The Coalition Avenir Québec has argued that amount should be raised to at least $4.14, while Québec solidaire claims a decent meal costs around $8.

On Wednesday, Barrette invited MNAs and media to dine on coq au vin, salmon and lasagna, items that he said were revisited by a team of chefs and nutritionists as part of a pilot project in Quebec City.

He assured media that even though the event was taking place at the Quebec City convention centre, the food had been prepared in CHSLD or hospital kitchens.

A throng of Liberal MNAs, including Montrealers David Birnbaum and Filomena Rotiroti, attended the event (they had coq au vin and salmon, respectively) and said the food was excellent but will need to be adjusted to Montreal’s culturally diversified population.

“In Montreal, you have a completely different reality; there’s going to be a need for menus that are culturally sensitive,” Birnbaum said.

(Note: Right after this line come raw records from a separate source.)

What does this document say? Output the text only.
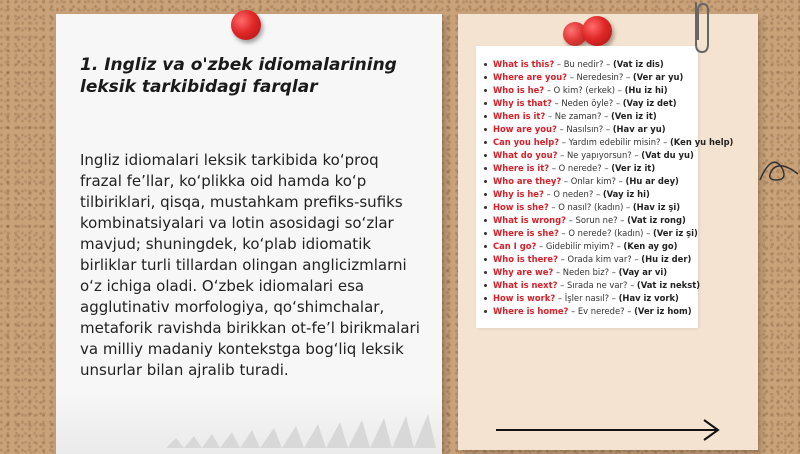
1. Ingliz va o'zbek idiomalarining leksik tarkibidagi farqlar

Ingliz idiomalari leksik tarkibida koʻproq frazal fe’llar, koʻplikka oid hamda koʻp tilbiriklari, qisqa, mustahkam prefiks-sufiks kombinatsiyalari va lotin asosidagi soʻzlar mavjud; shuningdek, koʻplab idiomatik birliklar turli tillardan olingan anglicizmlarni oʻz ichiga oladi. Oʻzbek idiomalari esa agglutinativ morfologiya, qoʻshimchalar, metaforik ravishda birikkan ot-fe’l birikmalari va milliy madaniy kontekstga bogʻliq leksik unsurlar bilan ajralib turadi.

What is this? – Bu nedir? – (Vat iz dis)
Where are you? – Neredesin? – (Ver ar yu)
Who is he? – O kim? (erkek) – (Hu iz hi)
Why is that? – Neden öyle? – (Vay iz det)
When is it? – Ne zaman? – (Ven iz it)
How are you? – Nasılsın? – (Hav ar yu)
Can you help? – Yardım edebilir misin? – (Ken yu help)
What do you? – Ne yapıyorsun? – (Vat du yu)
Where is it? – O nerede? – (Ver iz it)
Who are they? – Onlar kim? – (Hu ar dey)
Why is he? – O neden? – (Vay iz hi)
How is she? – O nasıl? (kadın) – (Hav iz şi)
What is wrong? – Sorun ne? – (Vat iz rong)
Where is she? – O nerede? (kadın) – (Ver iz şi)
Can I go? – Gidebilir miyim? – (Ken ay go)
Who is there? – Orada kim var? – (Hu iz der)
Why are we? – Neden biz? – (Vay ar vi)
What is next? – Sırada ne var? – (Vat iz nekst)
How is work? – İşler nasıl? – (Hav iz vork)
Where is home? – Ev nerede? – (Ver iz hom)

His plate of coq au vin also consisted of mashed potatoes and green peas, with a puréed version beside it, which is what will be served to the 40 to 50 per cent of seniors living in CHSLDs who have difficulty swallowing food.

Université Laval nutritionist Lucie Fillion, who had been invited to the tasting by media, applauded the new flavours and added nutritional value. 

It was later revealed that Birnbaum’s chicken dish had cost $2.34 to make, which became a source of pride for Barrette, who promised to go through the same testing process in Montreal, without raising budgets for food.

“It’s not a budgetary issue; it’s a quality issue, it’s a variety issue,” Barrette insisted.

“To accommodate cultural communities, first of all you have to address the habits of those people, because the very essence of this process was to adapt the culinary offer to their needs, tastes and choices,” he said. “What do you like? What way would you like it? Then adopt the choices of the people to proper nutritional parameters, textures and recipes.”

Barrette promised better food for Montreal seniors sometime by 2018.

He ripped into opposition parties for snubbing Wednesday’s tasting, which he said cost $4,000. “It’s about workers and professionals who work hard, who decided to do better, and they’re coming up presenting the results of their hard work, and (opposition parties) are saying to them ‘You’re not interesting to us politicians’.”

PQ health critic Diane Lamarre argued the $4,000 could have been put to better use, and urged Barrette to invest more in CHSLDs, citing reports about limits on the number of patient diapers.

Related

Barrette announced last week that an additional $65 million will be used to hire 1,150 employees — nurses, nursing aides and orderlies — to boost the quality of care for the 38,000 Quebecers living in CHSLDs. 

Still, Québec solidaire MNA Amir Khadir — who attended the event Wednesday but did not eat — said if people thought the meals served at the convention centre were good, then “imagine what we could do with $4 per meal.”

“This is just not enough at all,” he said, arguing ministers spend $65,000 a year on food at their caucus meetings, which comes out to about $50 a meal per minister.